Borneo SubOrbitals
- Company type: Public-private
- Industry: Aerospace Launch service provider
- Founded: 2019
- Founder: The Learning Curve Universiti Malaysia Sarawak University of Malaya University Teknologi Petronas Strand Aerospace Malaysia Hills Lifestyle Community Lifestyle Hub
- Defunct: 2022
- Headquarters: Kuching, Sarawak, Malaysia
- Key people: Fahmi Fadzil (Ambassador); Kenneth Chai (The Learning Curve's founder, project manager); Thamil Selvi Velayutham (Outreach programme member); Ramesh Subramaniam (Advisory committee member)
- Products: Hybrid-fueled suborbital rocket

= Borneo SubOrbitals =

Public-private spaceflight venture

Borneo SubOrbitals was a public-private spaceflight venture created in 2019. In 2022, the project was replaced by SPACE (Sarawak Physics, Astronomy & Computer Engineering) educational programme in collaboration with MEASAT Satellite Systems which allows students to launch rockets in virtual reality.

== History ==
This venture involved several tertiary institutions and a local social enterprise, which consists of Universiti Malaysia Sarawak (UNIMAS), University of Malaya (UM) and Universiti Teknologi Petronas (UTP), with the collaboration of social enterprises such as The Learning Curve, The Hills Lifestyle Community Lifestyle Hub and a company named Strand Aerospace Malaysia.
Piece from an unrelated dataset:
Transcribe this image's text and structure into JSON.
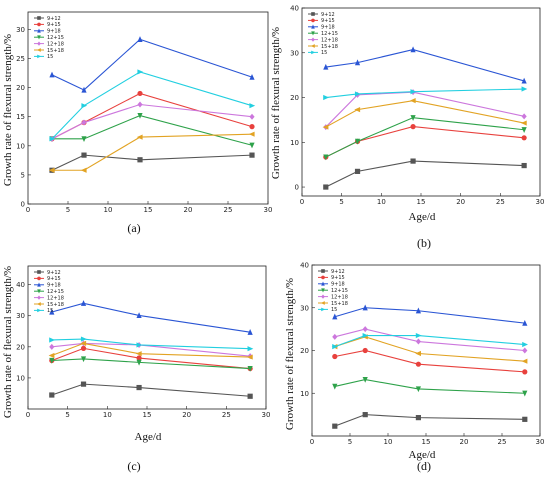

Each party will be responsible for rocket research, design, assembly and launch. UTP will be handling simulations and electronics design, while UM will be handling static and dynamic structural analysis and rocket material selection and UNIMAS will manufacture and assemble the rocket, with the supervision and consultancy of Strand Aerospace Malaysia.

== Hybrid rocket suborbital project ==
The project aimed to launch a hybrid-fueled suborbital rocket from Kuching to reach an altitude of 55 km by the year 2022. The rocket will be equipped with sensors and telemetry to collect atmospheric and ocean data for researchers working at MOSTI. The rocket is then projected to land in the ocean after completing its mission. The previous rocket launch was a flight test by a teenager in Kuching that reached 5 km in altitude in October 2018. The suborbital rocket will also be gradually contributed to by students through competitions.